Wednesday 16 March 2011

Bleugh.

And all of a sudden I find myself starting another blog post with absolutely no idea what it's going to be about...

If I can't use this space for procastination then what can I use it for? It's my blog, and it's not as if anyone else is going to read it. So:

I've only got four weeks before the end of the taught modules of my Masters course, after that I get around four months to work on my first major project: Necrophenia. In these next four weeks I have to churn out a lyrical essay for my Theory and Authorship class, a script for a comic book adaptation of the old murder ballad "Frankie and Johnny" and another graphic script for the prequel to my major project (issue #0 if you will).

Hrrm, got nothing to say for any of these at the moment other than Frankie and Johnny has now become a russian roulette love triangle centred around the misuse of pot and tequila as a chatting up technique, Theory and Authorship may include Statler and Waldorf from the muppets and Necrophenia #0 being a somewhat generic zombie outbreak.

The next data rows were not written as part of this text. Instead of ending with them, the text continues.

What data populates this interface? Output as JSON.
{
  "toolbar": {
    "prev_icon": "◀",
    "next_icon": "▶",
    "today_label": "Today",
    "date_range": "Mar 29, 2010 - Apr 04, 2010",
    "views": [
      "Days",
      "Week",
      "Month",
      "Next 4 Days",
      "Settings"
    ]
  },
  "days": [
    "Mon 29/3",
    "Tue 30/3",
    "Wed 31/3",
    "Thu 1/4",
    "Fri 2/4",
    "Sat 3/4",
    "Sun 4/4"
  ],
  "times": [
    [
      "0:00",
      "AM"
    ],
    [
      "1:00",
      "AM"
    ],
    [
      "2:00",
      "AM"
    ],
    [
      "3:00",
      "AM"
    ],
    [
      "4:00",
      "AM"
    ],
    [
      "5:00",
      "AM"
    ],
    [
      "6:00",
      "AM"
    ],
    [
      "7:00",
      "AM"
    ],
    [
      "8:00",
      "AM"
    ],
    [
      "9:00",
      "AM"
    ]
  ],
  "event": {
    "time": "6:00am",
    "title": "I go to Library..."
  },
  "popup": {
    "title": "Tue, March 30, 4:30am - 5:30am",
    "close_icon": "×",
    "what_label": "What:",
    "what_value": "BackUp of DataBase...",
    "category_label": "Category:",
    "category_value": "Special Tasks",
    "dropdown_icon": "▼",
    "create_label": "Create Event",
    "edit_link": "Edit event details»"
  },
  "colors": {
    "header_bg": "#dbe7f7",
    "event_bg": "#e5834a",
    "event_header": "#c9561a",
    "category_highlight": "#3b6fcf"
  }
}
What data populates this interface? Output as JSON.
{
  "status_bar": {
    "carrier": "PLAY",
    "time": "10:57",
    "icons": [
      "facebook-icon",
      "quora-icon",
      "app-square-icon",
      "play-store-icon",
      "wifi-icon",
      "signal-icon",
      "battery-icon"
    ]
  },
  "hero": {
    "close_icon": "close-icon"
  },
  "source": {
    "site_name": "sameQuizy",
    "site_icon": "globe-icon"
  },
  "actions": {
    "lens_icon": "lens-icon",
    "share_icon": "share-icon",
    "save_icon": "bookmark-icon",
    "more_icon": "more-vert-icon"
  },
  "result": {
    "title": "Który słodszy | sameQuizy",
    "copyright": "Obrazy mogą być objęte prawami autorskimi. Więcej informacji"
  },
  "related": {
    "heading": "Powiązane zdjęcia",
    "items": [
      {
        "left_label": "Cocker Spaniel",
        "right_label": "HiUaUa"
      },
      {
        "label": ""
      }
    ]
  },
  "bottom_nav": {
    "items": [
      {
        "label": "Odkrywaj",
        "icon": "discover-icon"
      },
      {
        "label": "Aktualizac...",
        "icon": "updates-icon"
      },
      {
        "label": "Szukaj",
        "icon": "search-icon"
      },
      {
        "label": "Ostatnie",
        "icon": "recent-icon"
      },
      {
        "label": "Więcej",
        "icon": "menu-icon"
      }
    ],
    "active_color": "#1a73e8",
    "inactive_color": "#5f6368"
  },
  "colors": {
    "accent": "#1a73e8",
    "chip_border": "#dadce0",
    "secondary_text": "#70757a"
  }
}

The thing is, I need to get these things out of the way. Not only because without completing these I would not pass the course I have been working hard on since last August, but because I am absolutely desperate to get to work on Necrophenia. I haven't been obsessed with a project like this in a long time and the thought of concentrating on that (and only that) for four months is making me giddy.

The negative, of course, is that I can't get it out of my head enough to get on with the fucking assessments. Oh, circle of cruelty, how I wish you were just a puppy. You would be so much easier to dispose of.

Huh, turns out this is the blog post where I introduce Necrophenia to the world, and all you're getting right now is the name.